Inspektor Luis Fruto erklärte: "Diese Besatzung hatte die Nase voll. Sie hatten ihre ursprüngliche Dienstzeit abgeleistet und wurden von ihrem Arbeitgeber ein ums andere Mal überredet, ihre Verträge zu verlängern. Aber nun befanden sich auf einem in Panama registrierten Schiff in Panama und verlangten, endlich nach Hause zurückkehren zu können."

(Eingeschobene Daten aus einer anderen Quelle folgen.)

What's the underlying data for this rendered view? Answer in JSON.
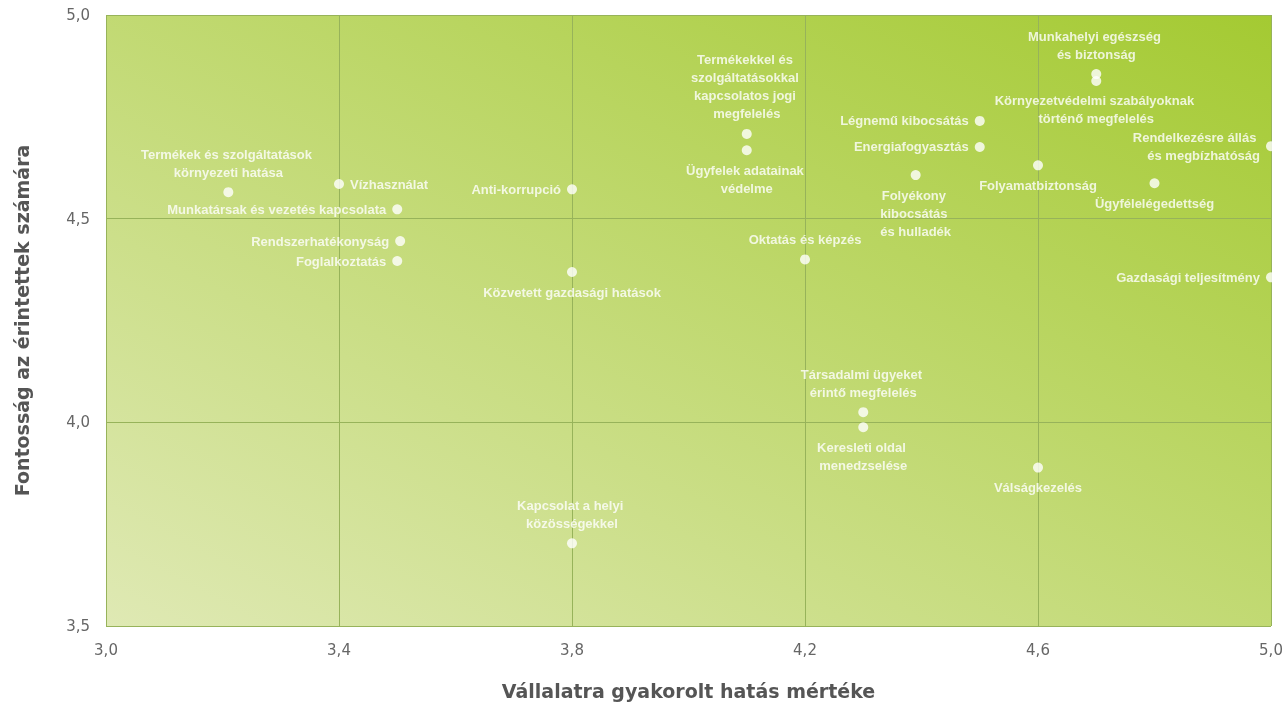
{
  "chart_data": {
    "type": "scatter",
    "xlabel": "Vállalatra gyakorolt hatás mértéke",
    "ylabel": "Fontosság az érintettek számára",
    "xlim": [
      3.0,
      5.0
    ],
    "xticks": [
      {
        "value": 3.0,
        "label": "3,0"
      },
      {
        "value": 3.4,
        "label": "3,4"
      },
      {
        "value": 3.8,
        "label": "3,8"
      },
      {
        "value": 4.2,
        "label": "4,2"
      },
      {
        "value": 4.6,
        "label": "4,6"
      },
      {
        "value": 5.0,
        "label": "5,0"
      }
    ],
    "ylim": [
      3.5,
      5.0
    ],
    "yticks": [
      {
        "value": 3.5,
        "label": "3,5"
      },
      {
        "value": 4.0,
        "label": "4,0"
      },
      {
        "value": 4.5,
        "label": "4,5"
      },
      {
        "value": 5.0,
        "label": "5,0"
      }
    ],
    "grid": true,
    "legend": false,
    "marker": "circle",
    "series": [
      {
        "name": "Termékek és szolgáltatások környezeti hatása",
        "color": "#ffffff",
        "x": [
          3.21
        ],
        "values": [
          4.565
        ]
      },
      {
        "name": "Vízhasználat",
        "color": "#ffffff",
        "x": [
          3.4
        ],
        "values": [
          4.585
        ]
      },
      {
        "name": "Munkatársak és vezetés kapcsolata",
        "color": "#ffffff",
        "x": [
          3.5
        ],
        "values": [
          4.523
        ]
      },
      {
        "name": "Rendszerhatékonyság",
        "color": "#ffffff",
        "x": [
          3.505
        ],
        "values": [
          4.445
        ]
      },
      {
        "name": "Foglalkoztatás",
        "color": "#ffffff",
        "x": [
          3.5
        ],
        "values": [
          4.396
        ]
      },
      {
        "name": "Anti-korrupció",
        "color": "#ffffff",
        "x": [
          3.8
        ],
        "values": [
          4.572
        ]
      },
      {
        "name": "Közvetett gazdasági hatások",
        "color": "#ffffff",
        "x": [
          3.8
        ],
        "values": [
          4.369
        ]
      },
      {
        "name": "Kapcsolat a helyi közösségekkel",
        "color": "#ffffff",
        "x": [
          3.8
        ],
        "values": [
          3.703
        ]
      },
      {
        "name": "Termékekkel és szolgáltatásokkal kapcsolatos jogi megfelelés",
        "color": "#ffffff",
        "x": [
          4.1
        ],
        "values": [
          4.708
        ]
      },
      {
        "name": "Ügyfelek adatainak védelme",
        "color": "#ffffff",
        "x": [
          4.1
        ],
        "values": [
          4.668
        ]
      },
      {
        "name": "Oktatás és képzés",
        "color": "#ffffff",
        "x": [
          4.2
        ],
        "values": [
          4.4
        ]
      },
      {
        "name": "Társadalmi ügyeket érintő megfelelés",
        "color": "#ffffff",
        "x": [
          4.3
        ],
        "values": [
          4.025
        ]
      },
      {
        "name": "Keresleti oldal menedzselése",
        "color": "#ffffff",
        "x": [
          4.3
        ],
        "values": [
          3.988
        ]
      },
      {
        "name": "Légnemű kibocsátás",
        "color": "#ffffff",
        "x": [
          4.5
        ],
        "values": [
          4.74
        ]
      },
      {
        "name": "Energiafogyasztás",
        "color": "#ffffff",
        "x": [
          4.5
        ],
        "values": [
          4.676
        ]
      },
      {
        "name": "Folyékony kibocsátás és hulladék",
        "color": "#ffffff",
        "x": [
          4.39
        ],
        "values": [
          4.607
        ]
      },
      {
        "name": "Folyamatbiztonság",
        "color": "#ffffff",
        "x": [
          4.6
        ],
        "values": [
          4.631
        ]
      },
      {
        "name": "Válságkezelés",
        "color": "#ffffff",
        "x": [
          4.6
        ],
        "values": [
          3.889
        ]
      },
      {
        "name": "Munkahelyi egészség és biztonság",
        "color": "#ffffff",
        "x": [
          4.7
        ],
        "values": [
          4.855
        ]
      },
      {
        "name": "Környezetvédelmi szabályoknak történő megfelelés",
        "color": "#ffffff",
        "x": [
          4.7
        ],
        "values": [
          4.838
        ]
      },
      {
        "name": "Ügyfélelégedettség",
        "color": "#ffffff",
        "x": [
          4.8
        ],
        "values": [
          4.587
        ]
      },
      {
        "name": "Rendelkezésre állás és megbízhatóság",
        "color": "#ffffff",
        "x": [
          5.0
        ],
        "values": [
          4.678
        ]
      },
      {
        "name": "Gazdasági teljesítmény",
        "color": "#ffffff",
        "x": [
          5.0
        ],
        "values": [
          4.356
        ]
      }
    ]
  }
}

"Eine Reederei und ihre Agenten sind dafür verantwortlich, die Ablösung von Besatzungen vorzubereiten – Covid-Protokolle sind keine Entschuldigung dafür, dies nicht zu organisieren. In einer solchen Situation trägt die Besatzung keine Schuld – warum soll sie also den Preis zahlen und eine Verlängerung akzeptieren?"

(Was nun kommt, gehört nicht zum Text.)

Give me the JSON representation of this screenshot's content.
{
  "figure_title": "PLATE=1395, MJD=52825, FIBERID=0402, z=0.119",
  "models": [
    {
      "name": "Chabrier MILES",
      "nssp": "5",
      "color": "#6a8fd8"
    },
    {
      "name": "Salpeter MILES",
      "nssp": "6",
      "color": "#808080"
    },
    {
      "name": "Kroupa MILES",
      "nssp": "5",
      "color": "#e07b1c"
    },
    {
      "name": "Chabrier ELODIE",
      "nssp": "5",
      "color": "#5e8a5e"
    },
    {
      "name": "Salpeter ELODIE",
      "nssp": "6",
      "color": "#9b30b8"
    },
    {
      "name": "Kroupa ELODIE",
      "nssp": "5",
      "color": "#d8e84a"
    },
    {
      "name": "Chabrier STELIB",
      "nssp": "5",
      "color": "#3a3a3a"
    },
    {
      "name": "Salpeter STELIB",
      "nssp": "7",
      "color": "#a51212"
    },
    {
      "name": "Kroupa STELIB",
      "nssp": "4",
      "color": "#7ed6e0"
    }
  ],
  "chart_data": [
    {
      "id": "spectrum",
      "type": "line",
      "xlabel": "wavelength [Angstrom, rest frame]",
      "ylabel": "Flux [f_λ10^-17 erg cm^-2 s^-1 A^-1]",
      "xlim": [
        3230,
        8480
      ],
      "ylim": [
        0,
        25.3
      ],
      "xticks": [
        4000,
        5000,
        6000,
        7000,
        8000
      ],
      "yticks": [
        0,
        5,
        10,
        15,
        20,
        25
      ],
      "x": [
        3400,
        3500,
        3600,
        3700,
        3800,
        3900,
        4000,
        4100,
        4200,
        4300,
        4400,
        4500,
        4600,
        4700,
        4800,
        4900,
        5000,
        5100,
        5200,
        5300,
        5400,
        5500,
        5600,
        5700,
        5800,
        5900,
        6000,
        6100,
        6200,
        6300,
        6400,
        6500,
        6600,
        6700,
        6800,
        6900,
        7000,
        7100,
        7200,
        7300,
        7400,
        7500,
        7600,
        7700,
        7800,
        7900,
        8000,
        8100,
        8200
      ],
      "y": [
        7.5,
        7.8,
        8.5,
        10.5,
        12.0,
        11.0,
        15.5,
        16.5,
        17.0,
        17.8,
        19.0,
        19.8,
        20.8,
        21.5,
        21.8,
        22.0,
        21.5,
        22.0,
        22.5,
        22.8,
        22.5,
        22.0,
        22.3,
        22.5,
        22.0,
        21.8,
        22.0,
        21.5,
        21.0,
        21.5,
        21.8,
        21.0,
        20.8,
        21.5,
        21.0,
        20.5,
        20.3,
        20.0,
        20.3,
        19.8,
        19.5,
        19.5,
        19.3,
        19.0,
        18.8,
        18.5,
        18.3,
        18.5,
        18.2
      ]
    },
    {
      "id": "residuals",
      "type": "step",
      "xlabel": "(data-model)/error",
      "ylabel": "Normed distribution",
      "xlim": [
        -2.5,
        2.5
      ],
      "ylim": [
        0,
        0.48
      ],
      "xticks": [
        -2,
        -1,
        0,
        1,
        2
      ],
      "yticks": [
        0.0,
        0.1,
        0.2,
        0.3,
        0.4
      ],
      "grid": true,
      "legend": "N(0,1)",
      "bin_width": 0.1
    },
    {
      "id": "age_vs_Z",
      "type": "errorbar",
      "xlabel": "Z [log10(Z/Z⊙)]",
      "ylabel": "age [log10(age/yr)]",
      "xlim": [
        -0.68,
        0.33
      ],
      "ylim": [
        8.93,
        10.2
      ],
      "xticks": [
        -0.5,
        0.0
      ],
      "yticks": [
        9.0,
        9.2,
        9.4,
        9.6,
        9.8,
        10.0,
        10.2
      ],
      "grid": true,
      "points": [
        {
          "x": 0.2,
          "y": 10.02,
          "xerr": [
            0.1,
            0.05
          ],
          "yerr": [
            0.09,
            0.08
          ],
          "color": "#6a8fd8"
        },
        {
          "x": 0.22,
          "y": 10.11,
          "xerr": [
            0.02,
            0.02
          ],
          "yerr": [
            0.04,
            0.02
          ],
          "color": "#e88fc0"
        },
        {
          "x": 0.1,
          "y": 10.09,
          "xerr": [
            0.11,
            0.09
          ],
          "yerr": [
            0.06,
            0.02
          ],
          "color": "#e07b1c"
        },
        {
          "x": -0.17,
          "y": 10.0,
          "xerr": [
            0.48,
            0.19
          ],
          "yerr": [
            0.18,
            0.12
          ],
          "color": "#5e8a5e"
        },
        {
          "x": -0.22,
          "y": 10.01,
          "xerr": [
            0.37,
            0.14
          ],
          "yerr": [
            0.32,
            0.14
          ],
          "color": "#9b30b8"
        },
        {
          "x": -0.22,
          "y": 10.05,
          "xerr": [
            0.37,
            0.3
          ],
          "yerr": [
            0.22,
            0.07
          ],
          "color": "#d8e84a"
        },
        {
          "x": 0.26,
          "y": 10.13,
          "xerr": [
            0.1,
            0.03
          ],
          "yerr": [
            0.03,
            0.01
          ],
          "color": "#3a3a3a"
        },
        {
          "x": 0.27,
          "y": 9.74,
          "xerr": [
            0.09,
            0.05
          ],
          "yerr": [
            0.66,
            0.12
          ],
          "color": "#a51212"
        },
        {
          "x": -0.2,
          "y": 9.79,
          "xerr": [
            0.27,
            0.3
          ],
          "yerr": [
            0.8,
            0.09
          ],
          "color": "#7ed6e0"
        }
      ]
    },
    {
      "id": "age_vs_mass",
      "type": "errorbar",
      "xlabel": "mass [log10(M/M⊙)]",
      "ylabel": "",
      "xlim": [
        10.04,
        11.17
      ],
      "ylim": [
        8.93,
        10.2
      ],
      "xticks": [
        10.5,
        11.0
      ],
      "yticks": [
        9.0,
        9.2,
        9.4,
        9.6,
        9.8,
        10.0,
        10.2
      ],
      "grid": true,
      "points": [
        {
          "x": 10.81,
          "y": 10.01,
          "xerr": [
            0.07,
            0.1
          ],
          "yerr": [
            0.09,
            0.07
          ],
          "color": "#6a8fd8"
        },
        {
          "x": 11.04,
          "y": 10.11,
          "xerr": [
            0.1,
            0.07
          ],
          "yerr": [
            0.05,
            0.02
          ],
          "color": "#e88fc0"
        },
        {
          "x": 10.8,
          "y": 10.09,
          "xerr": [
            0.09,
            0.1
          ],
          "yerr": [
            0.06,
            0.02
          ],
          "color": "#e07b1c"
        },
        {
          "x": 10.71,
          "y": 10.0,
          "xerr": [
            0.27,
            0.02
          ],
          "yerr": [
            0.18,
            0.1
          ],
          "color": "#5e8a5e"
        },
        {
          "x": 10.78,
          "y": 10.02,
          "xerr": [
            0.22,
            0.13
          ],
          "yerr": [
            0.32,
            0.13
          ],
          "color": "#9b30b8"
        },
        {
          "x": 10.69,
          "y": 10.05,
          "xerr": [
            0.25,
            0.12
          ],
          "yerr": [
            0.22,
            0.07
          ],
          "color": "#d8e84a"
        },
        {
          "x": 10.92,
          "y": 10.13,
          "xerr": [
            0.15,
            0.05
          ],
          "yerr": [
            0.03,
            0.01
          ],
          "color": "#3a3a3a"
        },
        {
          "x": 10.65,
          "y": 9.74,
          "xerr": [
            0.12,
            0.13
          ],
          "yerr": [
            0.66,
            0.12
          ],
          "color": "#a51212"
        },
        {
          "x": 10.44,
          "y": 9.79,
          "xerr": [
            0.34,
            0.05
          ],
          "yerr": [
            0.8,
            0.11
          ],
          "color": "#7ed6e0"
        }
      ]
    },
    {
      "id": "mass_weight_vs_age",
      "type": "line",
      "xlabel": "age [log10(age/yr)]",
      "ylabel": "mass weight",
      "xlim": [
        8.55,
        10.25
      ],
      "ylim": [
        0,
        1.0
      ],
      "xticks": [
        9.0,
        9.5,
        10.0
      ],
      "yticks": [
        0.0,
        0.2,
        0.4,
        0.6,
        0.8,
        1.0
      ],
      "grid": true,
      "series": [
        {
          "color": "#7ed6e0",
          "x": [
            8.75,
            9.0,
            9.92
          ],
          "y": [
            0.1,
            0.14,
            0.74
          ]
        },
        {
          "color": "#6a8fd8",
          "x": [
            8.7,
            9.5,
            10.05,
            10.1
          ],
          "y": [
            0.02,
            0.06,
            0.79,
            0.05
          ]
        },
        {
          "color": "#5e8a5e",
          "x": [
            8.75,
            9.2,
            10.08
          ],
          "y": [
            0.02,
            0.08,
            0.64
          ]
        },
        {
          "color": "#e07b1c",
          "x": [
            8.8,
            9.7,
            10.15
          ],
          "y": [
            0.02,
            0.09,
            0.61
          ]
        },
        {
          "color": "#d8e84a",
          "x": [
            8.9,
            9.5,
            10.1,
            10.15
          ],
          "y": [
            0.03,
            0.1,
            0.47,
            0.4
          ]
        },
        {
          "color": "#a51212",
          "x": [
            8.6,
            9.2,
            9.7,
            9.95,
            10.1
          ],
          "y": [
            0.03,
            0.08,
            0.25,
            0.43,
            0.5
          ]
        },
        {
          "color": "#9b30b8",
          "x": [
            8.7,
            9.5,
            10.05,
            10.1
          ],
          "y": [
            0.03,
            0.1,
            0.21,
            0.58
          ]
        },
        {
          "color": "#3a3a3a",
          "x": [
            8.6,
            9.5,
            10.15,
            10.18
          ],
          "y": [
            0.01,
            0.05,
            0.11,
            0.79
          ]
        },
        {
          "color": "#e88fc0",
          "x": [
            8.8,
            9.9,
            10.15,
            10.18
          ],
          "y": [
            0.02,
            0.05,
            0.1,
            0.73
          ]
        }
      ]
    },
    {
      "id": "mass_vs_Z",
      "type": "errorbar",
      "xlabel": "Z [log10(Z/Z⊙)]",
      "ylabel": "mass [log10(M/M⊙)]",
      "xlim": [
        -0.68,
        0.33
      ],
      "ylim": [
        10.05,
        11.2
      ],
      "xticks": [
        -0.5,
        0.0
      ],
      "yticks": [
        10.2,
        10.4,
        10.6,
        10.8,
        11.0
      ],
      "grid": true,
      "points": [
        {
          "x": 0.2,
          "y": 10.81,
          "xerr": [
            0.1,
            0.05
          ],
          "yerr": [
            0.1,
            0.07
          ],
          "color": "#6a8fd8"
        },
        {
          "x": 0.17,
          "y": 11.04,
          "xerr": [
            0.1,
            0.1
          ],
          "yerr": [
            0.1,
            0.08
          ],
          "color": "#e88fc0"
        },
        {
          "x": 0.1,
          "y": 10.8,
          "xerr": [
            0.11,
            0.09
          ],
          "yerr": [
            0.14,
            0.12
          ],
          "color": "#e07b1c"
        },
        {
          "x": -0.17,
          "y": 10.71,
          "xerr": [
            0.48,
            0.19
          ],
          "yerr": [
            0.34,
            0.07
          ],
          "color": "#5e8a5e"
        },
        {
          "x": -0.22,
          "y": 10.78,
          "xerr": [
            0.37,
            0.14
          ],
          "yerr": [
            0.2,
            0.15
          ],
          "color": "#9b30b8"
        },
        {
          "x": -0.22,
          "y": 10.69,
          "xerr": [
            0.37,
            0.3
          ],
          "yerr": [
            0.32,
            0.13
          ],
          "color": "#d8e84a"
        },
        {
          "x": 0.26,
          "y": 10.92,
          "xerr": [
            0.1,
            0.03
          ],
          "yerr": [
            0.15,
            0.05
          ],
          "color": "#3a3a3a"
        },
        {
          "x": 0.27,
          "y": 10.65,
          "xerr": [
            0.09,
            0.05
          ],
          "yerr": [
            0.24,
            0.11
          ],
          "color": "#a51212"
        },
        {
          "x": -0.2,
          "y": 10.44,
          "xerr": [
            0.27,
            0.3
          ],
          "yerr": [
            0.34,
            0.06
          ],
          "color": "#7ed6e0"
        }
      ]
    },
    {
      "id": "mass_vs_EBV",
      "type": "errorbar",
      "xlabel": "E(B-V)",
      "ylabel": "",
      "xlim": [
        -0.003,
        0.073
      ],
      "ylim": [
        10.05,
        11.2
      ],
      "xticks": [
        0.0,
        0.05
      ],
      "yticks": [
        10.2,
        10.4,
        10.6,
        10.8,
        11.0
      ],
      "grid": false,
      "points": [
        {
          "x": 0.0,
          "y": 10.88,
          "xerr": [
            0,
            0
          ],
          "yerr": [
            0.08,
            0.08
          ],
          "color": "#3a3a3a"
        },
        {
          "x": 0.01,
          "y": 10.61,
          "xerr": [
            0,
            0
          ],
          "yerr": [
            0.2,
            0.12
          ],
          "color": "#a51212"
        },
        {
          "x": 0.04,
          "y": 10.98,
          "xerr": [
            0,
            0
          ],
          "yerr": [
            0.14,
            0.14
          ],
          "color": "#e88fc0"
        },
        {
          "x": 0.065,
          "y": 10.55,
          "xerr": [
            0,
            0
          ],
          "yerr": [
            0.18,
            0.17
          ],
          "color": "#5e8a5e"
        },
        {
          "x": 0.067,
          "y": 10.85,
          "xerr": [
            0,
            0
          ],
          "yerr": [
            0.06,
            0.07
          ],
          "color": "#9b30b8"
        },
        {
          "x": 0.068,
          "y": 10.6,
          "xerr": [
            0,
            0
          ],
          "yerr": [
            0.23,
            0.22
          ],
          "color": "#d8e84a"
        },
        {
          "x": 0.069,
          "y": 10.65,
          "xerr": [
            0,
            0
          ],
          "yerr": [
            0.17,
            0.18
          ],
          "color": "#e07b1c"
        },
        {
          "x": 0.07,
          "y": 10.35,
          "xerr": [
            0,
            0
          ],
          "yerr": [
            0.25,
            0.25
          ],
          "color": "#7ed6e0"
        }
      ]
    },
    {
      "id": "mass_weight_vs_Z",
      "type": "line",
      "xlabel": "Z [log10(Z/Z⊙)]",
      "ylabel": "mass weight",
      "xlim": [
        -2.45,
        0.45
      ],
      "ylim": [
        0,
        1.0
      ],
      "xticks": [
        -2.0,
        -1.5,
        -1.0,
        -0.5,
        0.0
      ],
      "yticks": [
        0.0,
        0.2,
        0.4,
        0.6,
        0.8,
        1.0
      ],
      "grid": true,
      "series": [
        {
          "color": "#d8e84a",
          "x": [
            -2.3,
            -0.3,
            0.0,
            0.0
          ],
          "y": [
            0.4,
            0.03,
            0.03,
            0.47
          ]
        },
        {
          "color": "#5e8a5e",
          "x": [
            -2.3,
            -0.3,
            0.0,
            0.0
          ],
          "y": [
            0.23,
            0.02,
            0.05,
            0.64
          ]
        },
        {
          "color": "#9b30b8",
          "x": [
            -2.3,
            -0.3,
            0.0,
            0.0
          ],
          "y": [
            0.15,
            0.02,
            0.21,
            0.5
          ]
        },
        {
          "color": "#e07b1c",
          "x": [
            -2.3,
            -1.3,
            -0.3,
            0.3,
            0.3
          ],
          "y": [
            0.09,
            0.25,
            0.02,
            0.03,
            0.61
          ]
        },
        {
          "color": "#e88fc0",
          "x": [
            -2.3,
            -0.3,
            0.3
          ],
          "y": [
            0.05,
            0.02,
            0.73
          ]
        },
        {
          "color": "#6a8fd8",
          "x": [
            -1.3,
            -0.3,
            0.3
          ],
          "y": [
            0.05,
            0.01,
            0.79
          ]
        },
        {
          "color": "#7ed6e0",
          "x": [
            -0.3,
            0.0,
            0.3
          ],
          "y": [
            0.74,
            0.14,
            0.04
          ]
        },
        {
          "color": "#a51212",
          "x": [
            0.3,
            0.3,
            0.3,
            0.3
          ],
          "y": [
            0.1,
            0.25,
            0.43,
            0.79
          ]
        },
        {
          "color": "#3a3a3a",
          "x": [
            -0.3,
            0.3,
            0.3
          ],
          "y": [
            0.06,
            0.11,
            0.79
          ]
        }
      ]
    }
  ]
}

Am 14. August 2020 erhielte Fruto schließlich einen Anruf vom Leiter der panamaischen Schifffahrtsbehörde, der ihm mitteilte, die gesamte Besatzung der Marvin Confidence habe Tickets für den Heimflug erhalten, auch der kranke Seemann. Fruto traf die Besatzungsmitglieder am Flughafen, um ihnen alles Gute zu wünschen. Sie bedankten sich beim ITF-Inspektor und seinen Kolleg*innen für ihre Hilfe und Unterstützung.

"Es war schön, nach einer derart unsicheren und belastenden Zeit das Lächeln auf ihren Gesichtern zu sehen," sagte Fruto.

"Die Lehre aus solchen Berichten über Crewwechsel ist einfach: Wenn Seeleute für ihr Recht aufstehen, nach Ablauf ihrer Verträge auszuschiffen und heimgeschafft zu werden, steht die ITF an ihrer Seite. Crewwechsel sind in Ländern wie Panama möglich – aber die Seeleute müssen dazu bereit sein, die Chance zu ergreifen."

Wenn mehr Seeleute sich Vertragsverlängerungen widersetzen und ihr Recht auf Einstellung der Arbeit nach Ablauf ihrer Verträge durchsetzen, kann die Crewwechsel-Krise nach Meinung der ITF allmählich zu Störungen des Welthandels führen.